Non ci sentiamo rappresentati da nessun partito politico. Però non rifuggiamo l’aggregazione e il confronto e come adesioni siamo in crescita. Crediamo nell’importanza delle esperienze dei centri sociali che tolgono molti ragazzi dalla strada consentendo loro di fare laboratori teatrali, sport, cultura oltre che costituire importanti momenti di aggregazione sociale.

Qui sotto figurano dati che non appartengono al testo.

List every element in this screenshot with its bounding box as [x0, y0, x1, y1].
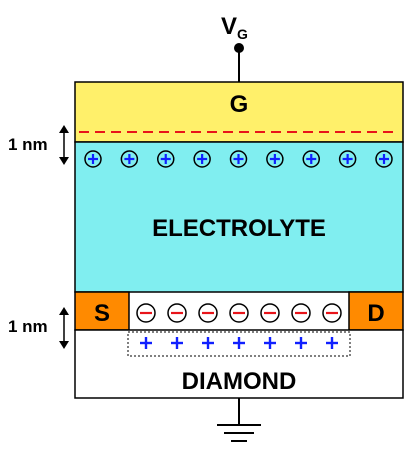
positive-ion-icon: [84, 150, 102, 168]
source-contact: [74, 291, 130, 331]
positive-ion-icon: [266, 150, 284, 168]
hole-plus-icon: [171, 337, 183, 349]
hole-plus-icon: [202, 337, 214, 349]
positive-ion-row: [84, 150, 393, 168]
hole-plus-icon: [140, 337, 152, 349]
diamond-label: DIAMOND: [182, 368, 297, 395]
hole-plus-icon: [264, 337, 276, 349]
positive-ion-icon: [120, 150, 139, 168]
gate-voltage-label: VG: [221, 13, 248, 42]
positive-ion-icon: [375, 150, 393, 168]
positive-ion-icon: [302, 150, 320, 168]
hole-plus-icon: [233, 337, 245, 349]
negative-ion-icon: [229, 303, 249, 323]
hole-plus-icon: [295, 337, 307, 349]
negative-ion-row: [136, 303, 342, 323]
hole-channel-region: [127, 331, 351, 357]
positive-ion-icon: [229, 150, 248, 168]
negative-ion-icon: [198, 303, 218, 323]
negative-ion-icon: [136, 303, 156, 323]
channel-double-layer-thickness-label: 1 nm: [8, 317, 48, 336]
hole-plus-icon: [326, 337, 338, 349]
positive-ion-icon: [157, 150, 175, 168]
drain-label: D: [367, 300, 384, 327]
gate-label: G: [230, 91, 249, 118]
positive-ion-icon: [338, 150, 357, 168]
negative-ion-icon: [291, 303, 311, 323]
hole-row: [140, 337, 338, 349]
ground-icon: [217, 424, 261, 442]
gate-double-layer-thickness-label: 1 nm: [8, 135, 48, 154]
negative-ion-icon: [260, 303, 280, 323]
negative-ion-icon: [322, 303, 342, 323]
channel-double-layer-arrow-icon: [59, 307, 69, 349]
positive-ion-icon: [193, 150, 211, 168]
gate-double-layer-arrow-icon: [59, 125, 69, 165]
source-label: S: [94, 300, 110, 327]
negative-ion-icon: [167, 303, 187, 323]
electrolyte-label: ELECTROLYTE: [152, 215, 326, 242]
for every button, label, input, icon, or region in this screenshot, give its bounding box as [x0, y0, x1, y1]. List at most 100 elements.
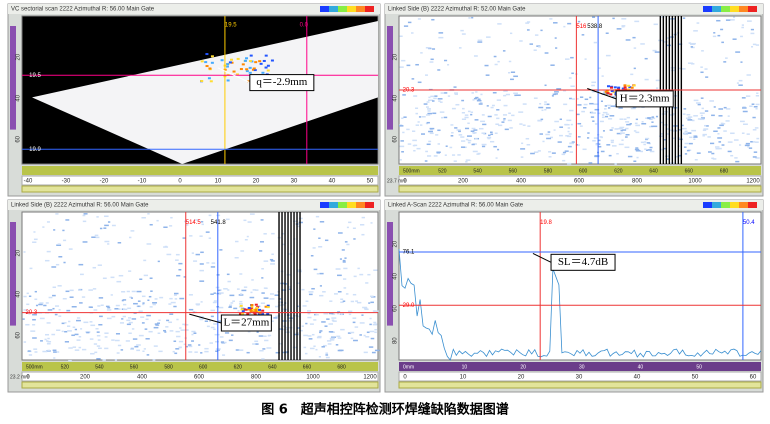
speckle: [373, 310, 379, 312]
speckle: [328, 312, 334, 315]
speckle: [492, 91, 497, 94]
echo: [250, 304, 254, 307]
speckle: [145, 338, 150, 340]
speckle: [567, 162, 572, 165]
echo: [246, 312, 250, 315]
echo: [254, 310, 258, 313]
speckle: [568, 133, 572, 135]
speckle: [198, 344, 201, 346]
speckle: [745, 142, 750, 145]
speckle: [470, 130, 475, 132]
speckle: [352, 293, 357, 296]
speckle: [217, 320, 222, 322]
speckle: [175, 348, 180, 350]
speckle: [401, 117, 404, 120]
speckle: [298, 221, 303, 224]
speckle: [745, 95, 751, 97]
color-scale: [730, 6, 739, 12]
ruler-label: 680: [337, 364, 346, 370]
speckle: [579, 96, 584, 98]
speckle: [107, 243, 110, 245]
annotation-box: [249, 74, 315, 92]
speckle: [597, 112, 601, 115]
speckle: [179, 297, 185, 300]
speckle: [687, 62, 693, 64]
speckle: [278, 342, 283, 345]
speckle: [139, 278, 143, 280]
speckle: [78, 336, 82, 338]
speckle: [342, 261, 346, 263]
speckle: [425, 47, 431, 49]
cursor-label: 516: [576, 24, 587, 30]
speckle: [353, 339, 358, 342]
speckle: [683, 108, 687, 110]
speckle: [725, 120, 730, 122]
speckle: [297, 315, 300, 318]
speckle: [429, 132, 434, 135]
speckle: [78, 346, 82, 349]
speckle: [399, 66, 404, 68]
speckle: [643, 143, 646, 146]
speckle: [204, 347, 209, 350]
ruler-label: 500mm: [403, 168, 420, 174]
speckle: [481, 145, 486, 148]
echo: [266, 69, 270, 72]
speckle: [141, 217, 146, 219]
speckle: [76, 319, 81, 322]
speckle: [313, 345, 316, 347]
speckle: [468, 17, 471, 19]
speckle: [259, 350, 264, 352]
speckle: [553, 129, 556, 131]
speckle: [709, 100, 715, 102]
speckle: [121, 299, 124, 302]
speckle: [567, 130, 570, 133]
speckle: [339, 258, 342, 260]
speckle: [479, 127, 484, 130]
x-tick-label: 30: [576, 375, 583, 381]
speckle: [592, 140, 596, 142]
speckle: [134, 345, 139, 348]
speckle: [457, 154, 461, 156]
speckle: [700, 97, 704, 99]
x-tick-label: 600: [574, 179, 585, 185]
speckle: [337, 274, 342, 277]
speckle: [659, 133, 664, 135]
speckle: [237, 310, 240, 312]
speckle: [707, 151, 712, 153]
speckle: [755, 157, 760, 159]
speckle: [100, 304, 104, 306]
speckle: [152, 359, 156, 361]
cursor-label: 20.3: [403, 88, 415, 94]
speckle: [609, 129, 613, 131]
speckle: [317, 335, 322, 338]
speckle: [261, 277, 264, 279]
echo: [254, 61, 258, 64]
speckle: [610, 141, 614, 144]
speckle: [369, 323, 372, 326]
speckle: [199, 235, 203, 237]
echo: [257, 308, 261, 311]
speckle: [454, 92, 458, 94]
speckle: [650, 125, 654, 128]
echo: [254, 308, 258, 311]
speckle: [96, 358, 101, 360]
speckle: [756, 137, 760, 140]
speckle: [713, 130, 718, 133]
speckle: [98, 297, 104, 299]
speckle: [544, 101, 547, 103]
speckle: [430, 58, 434, 61]
speckle: [121, 318, 124, 320]
speckle: [254, 340, 259, 343]
speckle: [594, 108, 600, 111]
speckle: [369, 317, 372, 320]
gate-bar: [281, 212, 283, 360]
speckle: [45, 302, 49, 304]
speckle: [467, 110, 471, 113]
speckle: [663, 139, 667, 141]
speckle: [430, 128, 433, 131]
speckle: [259, 250, 263, 252]
speckle: [439, 101, 443, 103]
speckle: [274, 294, 280, 296]
speckle: [153, 326, 159, 329]
speckle: [226, 273, 230, 276]
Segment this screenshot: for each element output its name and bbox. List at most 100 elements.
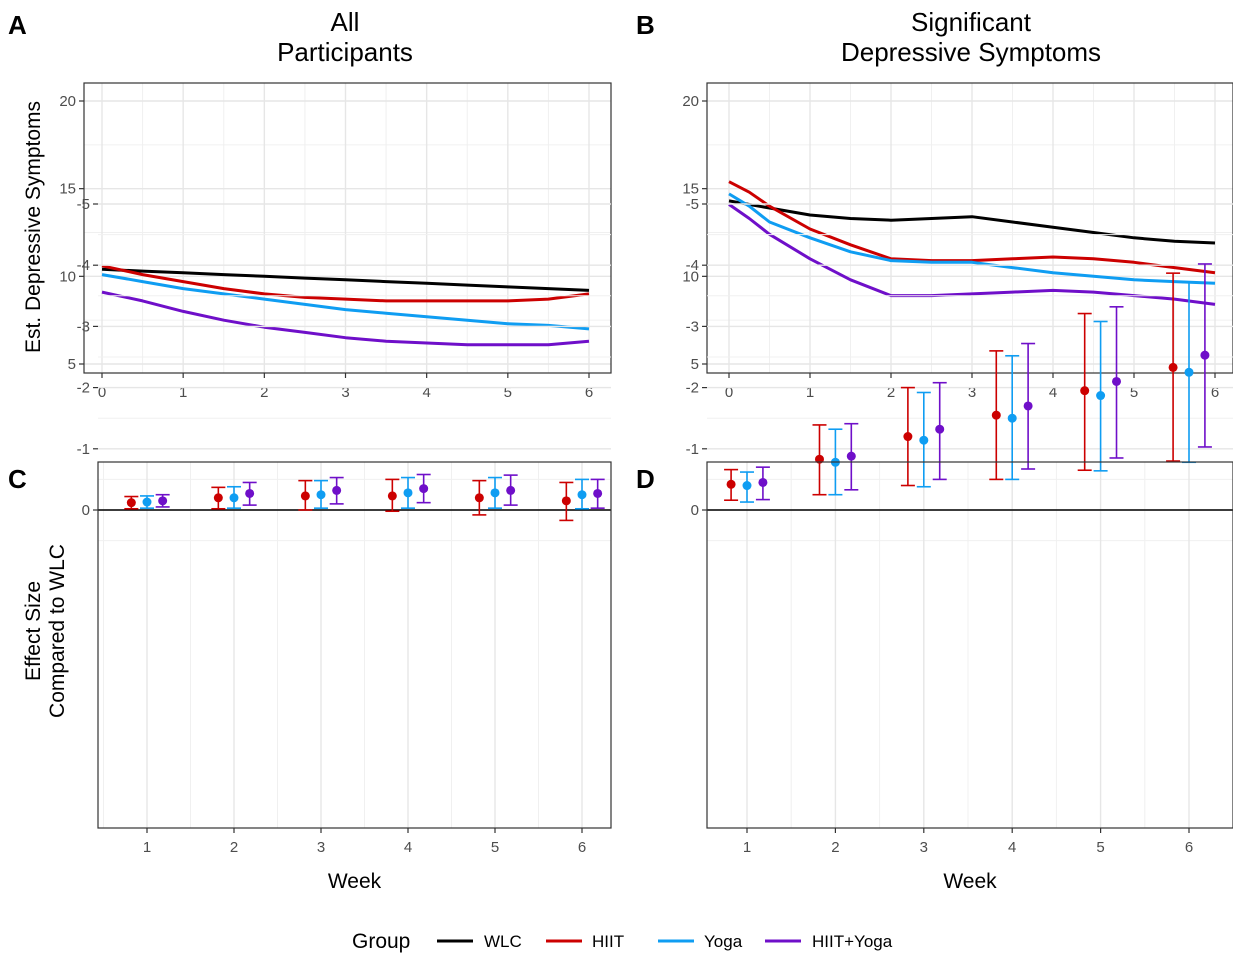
series-line-hiit-yoga [728,203,1216,306]
data-point [213,493,223,503]
x-tick-label: 3 [968,384,976,401]
data-point [229,493,239,503]
series-yoga [140,476,589,510]
x-tick-label: 6 [585,384,593,401]
x-tick-label: 5 [1096,839,1104,856]
data-point [332,485,342,495]
series-hiit [124,478,574,522]
x-tick-label: 0 [98,384,106,401]
panel-title: All [331,7,360,37]
x-tick-label: 4 [1008,839,1016,856]
y-tick-label: -5 [77,196,90,213]
plot-background [98,462,611,828]
x-tick-label: 5 [1130,384,1138,401]
data-point [1184,367,1194,377]
data-point [387,491,397,501]
series-hiit [724,272,1181,502]
plot-background [707,83,1233,373]
y-tick-label: 20 [59,93,76,110]
x-tick-label: 2 [260,384,268,401]
y-tick-label: 0 [691,502,699,519]
x-tick-label: 3 [341,384,349,401]
data-point [561,496,571,506]
data-point [490,488,500,498]
data-point [1096,391,1106,401]
data-point [935,424,945,434]
x-tick-label: 6 [1185,839,1193,856]
data-point [300,491,310,501]
x-tick-label: 2 [887,384,895,401]
data-point [1200,350,1210,360]
data-point [742,481,752,491]
y-tick-label: -3 [77,318,90,335]
x-tick-label: 0 [725,384,733,401]
series-line-hiit [728,180,1216,275]
series-yoga [740,281,1196,503]
data-point [726,479,736,489]
data-point [577,490,587,500]
y-axis-label: Effect Size [22,581,45,681]
x-tick-label: 2 [230,839,238,856]
y-tick-label: -3 [686,318,699,335]
data-point [316,490,326,500]
data-point [593,488,603,498]
data-point [919,435,929,445]
y-tick-label: 20 [682,93,699,110]
panel-c: 1 2 3 4 5 6 0 -1 -2 -3 -4 -5 C Effect Size Compared to… [8,196,612,893]
data-point [142,497,152,507]
legend-label: HIIT+Yoga [812,932,893,951]
y-tick-label: -2 [686,380,699,397]
x-tick-label: 1 [806,384,814,401]
panel-border [706,82,1233,374]
panel-letter: C [8,464,27,494]
data-point [1023,401,1033,411]
legend-label: HIIT [592,932,624,951]
data-point [506,485,516,495]
data-point [1168,362,1178,372]
x-tick-label: 3 [317,839,325,856]
plot-background [707,462,1233,828]
y-tick-label: -2 [77,380,90,397]
x-tick-label: 5 [504,384,512,401]
y-tick-label: 15 [59,181,76,198]
x-tick-label: 4 [404,839,412,856]
series-line-wlc [101,267,590,292]
series-line-wlc [728,199,1216,245]
x-tick-label: 3 [920,839,928,856]
x-tick-label: 5 [491,839,499,856]
series-line-hiit-yoga [101,290,590,347]
data-point [474,493,484,503]
x-tick-label: 6 [578,839,586,856]
data-point [158,496,168,506]
y-tick-label: 15 [682,181,699,198]
x-tick-label: 6 [1211,384,1219,401]
data-point [903,432,913,442]
panel-letter: A [8,10,27,40]
x-tick-label: 1 [179,384,187,401]
y-tick-label: -1 [77,441,90,458]
legend-title: Group [352,930,410,953]
y-axis-label: Est. Depressive Symptoms [22,101,45,353]
data-point [1007,413,1017,423]
data-point [245,488,255,498]
y-tick-label: -4 [686,257,699,274]
x-tick-label: 1 [743,839,751,856]
data-point [1112,376,1122,386]
gridlines [707,83,1233,373]
plot-background [84,83,611,373]
x-axis-label: Week [943,870,997,893]
x-tick-label: 4 [1049,384,1057,401]
panel-title: Significant [911,7,1032,37]
series-line-yoga [101,273,590,331]
y-tick-label: -1 [686,441,699,458]
y-tick-label: -4 [77,257,90,274]
data-point [1080,386,1090,396]
series-hiit-yoga [755,263,1212,501]
panel-border [706,461,1233,829]
panel-letter: D [636,464,655,494]
data-point [403,488,413,498]
gridlines [84,83,611,373]
y-tick-label: -5 [686,196,699,213]
panel-title: Participants [277,37,413,67]
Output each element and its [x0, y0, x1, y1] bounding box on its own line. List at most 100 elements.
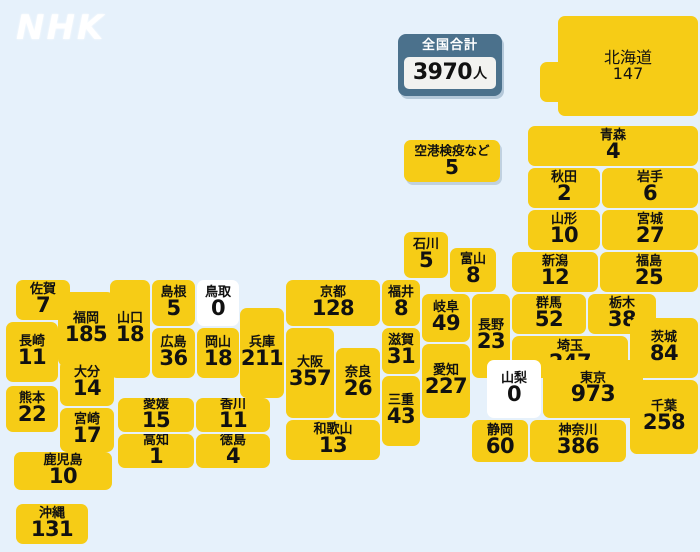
pref-name-nagasaki: 長崎: [18, 334, 45, 350]
pref-value-hyogo: 211: [240, 346, 284, 371]
pref-name-nara: 奈良: [344, 365, 371, 381]
pref-tile-gunma[interactable]: 群馬 52: [512, 294, 586, 334]
pref-tile-akita[interactable]: 秋田 2: [528, 168, 600, 208]
pref-value-hiroshima: 36: [159, 346, 188, 371]
pref-tile-wakayama[interactable]: 和歌山 13: [286, 420, 380, 460]
pref-tile-toyama[interactable]: 富山 8: [450, 248, 496, 292]
pref-tile-kumamoto[interactable]: 熊本 22: [6, 386, 58, 432]
pref-tile-shimane[interactable]: 島根 5: [152, 280, 195, 326]
pref-value-hokkaido: 147: [612, 64, 644, 83]
pref-value-wakayama: 13: [318, 433, 348, 458]
pref-tile-nara[interactable]: 奈良 26: [336, 348, 380, 418]
pref-name-fukui: 福井: [387, 285, 414, 301]
pref-name-tokyo: 東京: [579, 370, 606, 386]
pref-value-ibaraki: 84: [649, 341, 679, 366]
pref-name-kagawa: 香川: [219, 398, 246, 413]
pref-value-miyagi: 27: [635, 223, 665, 248]
pref-name-tochigi: 栃木: [608, 296, 635, 312]
pref-value-shizuoka: 60: [485, 434, 515, 459]
pref-name-gunma: 群馬: [535, 296, 562, 312]
pref-tile-niigata[interactable]: 新潟 12: [512, 252, 598, 292]
pref-value-tochigi: 38: [607, 307, 637, 332]
pref-tile-ibaraki[interactable]: 茨城 84: [630, 318, 698, 378]
pref-name-okayama: 岡山: [204, 335, 231, 351]
pref-tile-iwate[interactable]: 岩手 6: [602, 168, 698, 208]
pref-value-osaka: 357: [288, 366, 332, 391]
pref-value-akita: 2: [556, 181, 572, 206]
pref-value-okinawa: 131: [30, 517, 74, 542]
pref-tile-hyogo[interactable]: 兵庫 211: [240, 308, 284, 398]
pref-name-chiba: 千葉: [650, 399, 677, 415]
hokkaido-tail-shape: [540, 62, 580, 102]
pref-tile-kagoshima[interactable]: 鹿児島 10: [14, 452, 112, 490]
pref-tile-hokkaido[interactable]: 北海道 147: [540, 16, 698, 116]
pref-tile-ehime[interactable]: 愛媛 15: [118, 398, 194, 432]
pref-tile-chiba[interactable]: 千葉 258: [630, 380, 698, 454]
pref-tile-kagawa[interactable]: 香川 11: [196, 398, 270, 432]
pref-tile-oita[interactable]: 大分 14: [60, 360, 114, 406]
pref-value-fukuoka: 185: [64, 322, 108, 347]
pref-tile-ishikawa[interactable]: 石川 5: [404, 232, 448, 278]
pref-tile-mie[interactable]: 三重 43: [382, 376, 420, 446]
pref-tile-kyoto[interactable]: 京都 128: [286, 280, 380, 326]
pref-tile-hiroshima[interactable]: 広島 36: [152, 328, 195, 378]
pref-tile-saga[interactable]: 佐賀 7: [16, 280, 70, 320]
pref-tile-fukushima[interactable]: 福島 25: [600, 252, 698, 292]
pref-value-toyama: 8: [465, 263, 481, 288]
pref-tile-gifu[interactable]: 岐阜 49: [422, 294, 470, 342]
pref-tile-tokyo[interactable]: 東京 973: [543, 360, 643, 418]
pref-tile-nagasaki[interactable]: 長崎 11: [6, 322, 58, 382]
pref-name-nagano: 長野: [477, 318, 504, 334]
national-total-value-box: 3970 人: [404, 56, 496, 89]
national-total-panel: 全国合計 3970 人: [398, 34, 502, 96]
pref-value-yamaguchi: 18: [115, 322, 145, 347]
pref-tile-tottori[interactable]: 鳥取 0: [197, 280, 239, 326]
pref-value-shimane: 5: [166, 296, 181, 321]
pref-tile-osaka[interactable]: 大阪 357: [286, 328, 334, 418]
pref-value-okayama: 18: [203, 346, 233, 371]
pref-name-kagoshima: 鹿児島: [43, 453, 83, 469]
pref-name-shimane: 島根: [160, 285, 187, 301]
pref-value-tokushima: 4: [225, 444, 241, 468]
national-total-unit: 人: [473, 65, 488, 82]
airport-quarantine-label: 空港検疫など: [414, 142, 490, 158]
pref-name-kochi: 高知: [142, 434, 169, 449]
pref-tile-aomori[interactable]: 青森 4: [528, 126, 698, 166]
pref-tile-yamaguchi[interactable]: 山口 18: [110, 280, 150, 378]
pref-value-oita: 14: [72, 376, 102, 401]
pref-tile-shiga[interactable]: 滋賀 31: [382, 328, 420, 374]
pref-name-ehime: 愛媛: [142, 398, 169, 413]
pref-tile-aichi[interactable]: 愛知 227: [422, 344, 470, 418]
airport-quarantine-tile[interactable]: 空港検疫など 5: [404, 140, 500, 182]
pref-name-shizuoka: 静岡: [486, 423, 513, 439]
pref-tile-okayama[interactable]: 岡山 18: [197, 328, 239, 378]
pref-value-kanagawa: 386: [556, 434, 600, 459]
national-total-value: 3970: [412, 60, 473, 86]
pref-tile-shizuoka[interactable]: 静岡 60: [472, 420, 528, 462]
pref-name-wakayama: 和歌山: [313, 422, 353, 438]
pref-name-akita: 秋田: [550, 170, 577, 186]
pref-tile-okinawa[interactable]: 沖縄 131: [16, 504, 88, 544]
pref-tile-kochi[interactable]: 高知 1: [118, 434, 194, 468]
pref-tile-tochigi[interactable]: 栃木 38: [588, 294, 656, 334]
pref-tile-fukui[interactable]: 福井 8: [382, 280, 420, 326]
pref-name-osaka: 大阪: [296, 355, 323, 371]
pref-value-saga: 7: [35, 293, 51, 318]
pref-name-tottori: 鳥取: [204, 285, 231, 301]
pref-value-iwate: 6: [642, 181, 658, 206]
pref-name-kanagawa: 神奈川: [558, 423, 598, 439]
pref-name-saga: 佐賀: [29, 282, 56, 298]
pref-value-nagasaki: 11: [17, 345, 47, 370]
pref-tile-miyazaki[interactable]: 宮崎 17: [60, 408, 114, 452]
pref-tile-yamagata[interactable]: 山形 10: [528, 210, 600, 250]
pref-value-nagano: 23: [476, 329, 506, 354]
pref-tile-tokushima[interactable]: 徳島 4: [196, 434, 270, 468]
pref-name-ibaraki: 茨城: [650, 330, 677, 346]
airport-quarantine-value: 5: [445, 155, 459, 180]
pref-tile-yamanashi[interactable]: 山梨 0: [487, 360, 541, 418]
pref-tile-kanagawa[interactable]: 神奈川 386: [530, 420, 626, 462]
pref-name-niigata: 新潟: [541, 254, 568, 270]
pref-tile-miyagi[interactable]: 宮城 27: [602, 210, 698, 250]
pref-value-miyazaki: 17: [72, 423, 102, 448]
nhk-logo: NHK: [16, 8, 106, 48]
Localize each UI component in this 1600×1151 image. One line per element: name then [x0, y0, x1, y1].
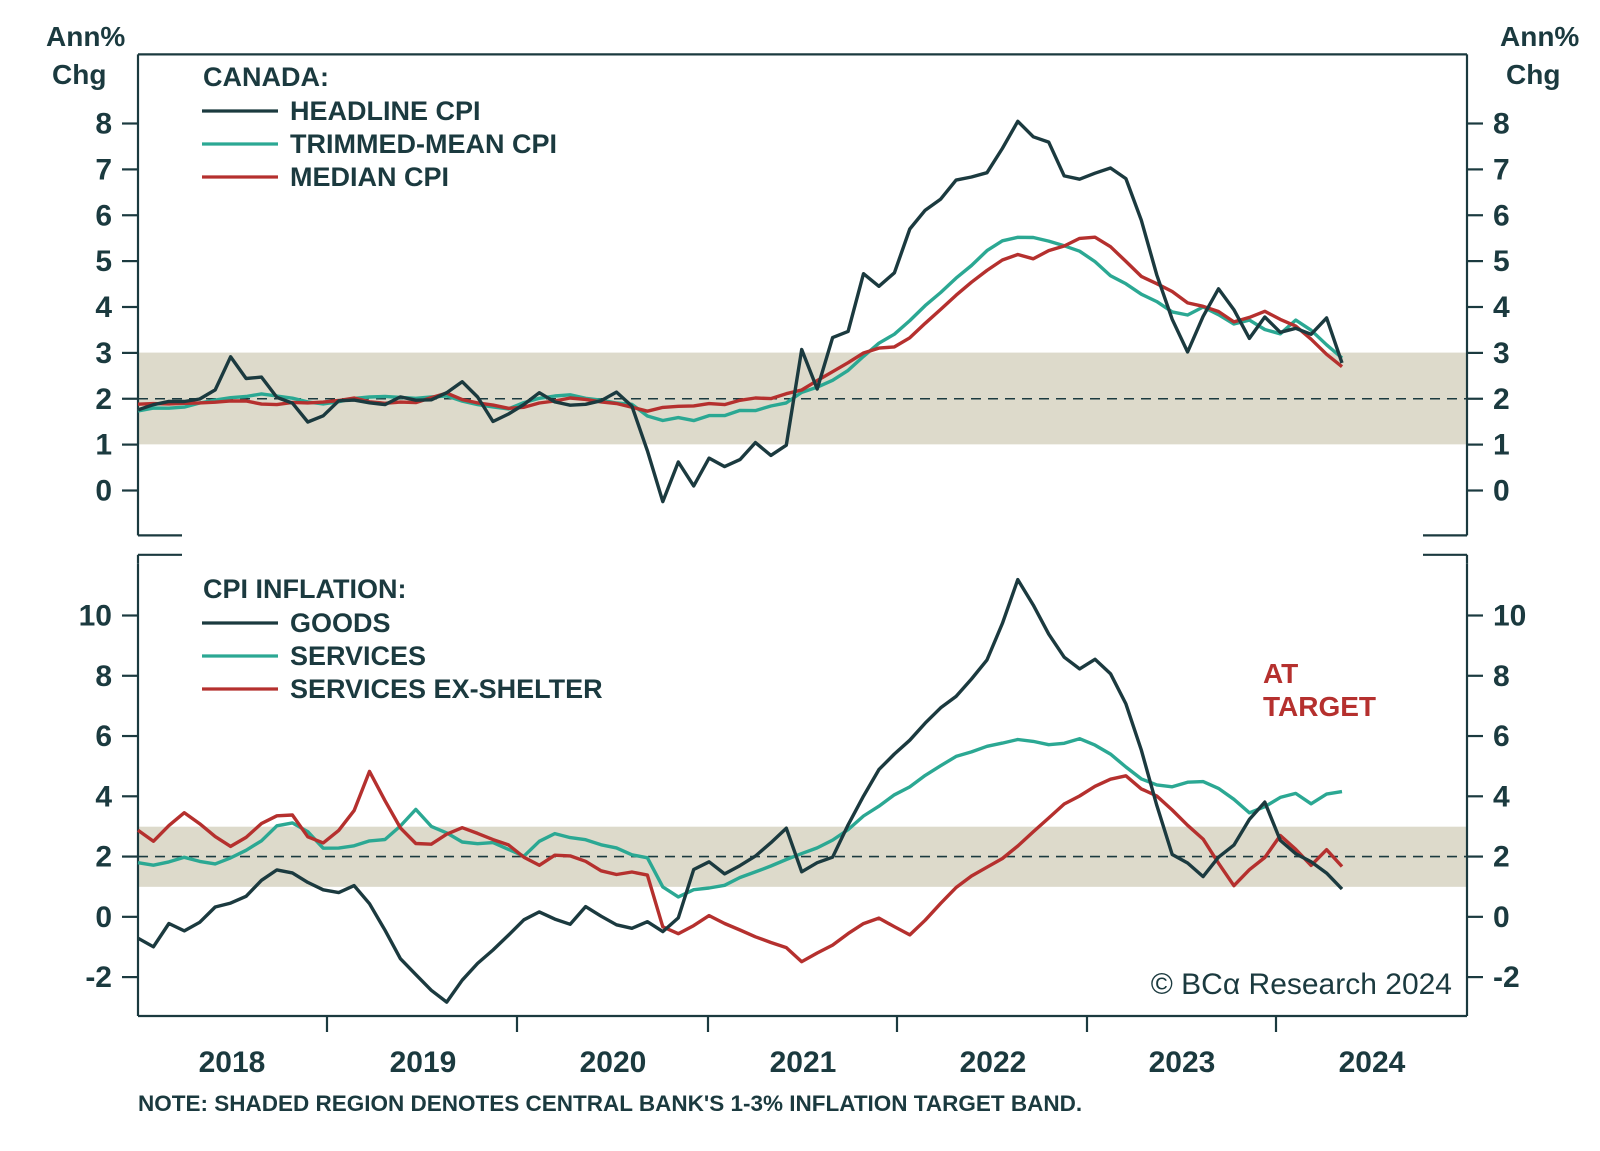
svg-text:8: 8: [95, 108, 112, 141]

Teniamo a distinguerci oltre dai “nazi” descritti impropriamente dai media come skin, anche dagli “original” che riteniamo ambigui. Molti di loro frequentano sia i nostri ambienti che quelli della destra, non per motivazioni ideologiche o culturali, ma semplicemente per questa o quella circostanza di convenienza. E’ chiaro che seppur non si identifichi in nessuna organizzazione partitica, ideologicamente l’area anarco e redskin ha radici e punti di contatto con il pensiero anarchico, socialista e comunista e ripudia xenofobia, razzismo, fascismo e qualunque messaggio autoritario che intralci la libertà di pensiero.